If we accept this as true, Paxton is absolutely correct. The shooting couldn’t have been prevented. Not by keeping machine guns out of the hands of adolescents. Not by cops actually doing their jobs. All is preordained and all is for the good. That’s why those lucky kids are now harp virtuosos lounging on their personal little clouds.

This might leave you feeling bereft and helpless, but, like the evangelists, I have some good news. This conglomeration of self-contradictory confusion is believed only by Christians, and mainly by the ones who are the most devout. The rest of us have the free will to dismiss it. But wait. If we dismiss it, it was pre-ordained we’d dismiss it. Therefore, we didn’t choose to dismiss it. God decided we’d dismiss it. Why would He want people to dismiss it? You see how this goes around and around and around? Perhaps that’s the best reason to dismiss it.

The bad news is that, despite the fact they represent a minority of voters, the religious right have turned the Supreme Court into the UnAmerican Inquisition (whose approval rating, even prior to their recent completely unbiased decisions on gun carry and Roe v. Wade, was even lower than this blog’s approval rating). Right wing Christian Nationalists are getting their MAGA nutcases into government and on voting commissions at an alarming rate. In no small measure thanks to them, Democracy is on its way down the tubes.
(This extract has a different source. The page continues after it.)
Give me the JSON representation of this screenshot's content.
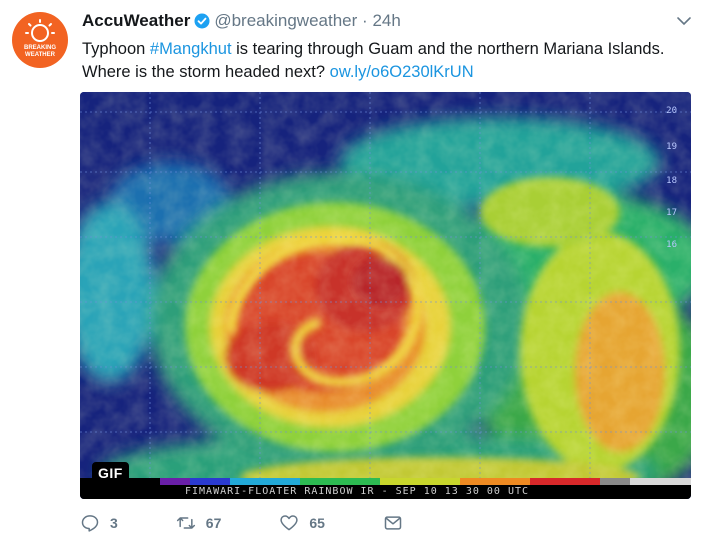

I don’t know about you, but if I were in God’s place and saw how the plan requires such atrocities to happen, I would feel guilty. As my grandma would say in her broken Yiddish, after all the times we asked God to bless America, Azoy ah blessing? I know He’d contend otherwise, but I suspect some of His plans could have used a little more tweaking.

Believers will tell me, if they don’t shoot me first, I’m talking through my hat. A mere mortal simply can’t put himself in God’s place and fathom the depths of the plan’s mysteries. Still, I can’t help but wonder. If God is really so good and loves all His children, even Republicans, how could He not help feeling some regrets over a plan that has allowed gun nuts and haters and those who reap worldly gains by taking His Word out of context to take over the country? If He does have regrets, He probably wishes he could vote.

Tough nuggies, God. Despite all Your power, You don’t qualify to vote. You never got a US citizenship, can’t provide a permanent US address, and Heaven doesn’t have any representatives in Congress. Especially these days.

It’s up to us to fix Your defective plan. Our free will, if we use it wisely, may yet be worth something. At the polling places.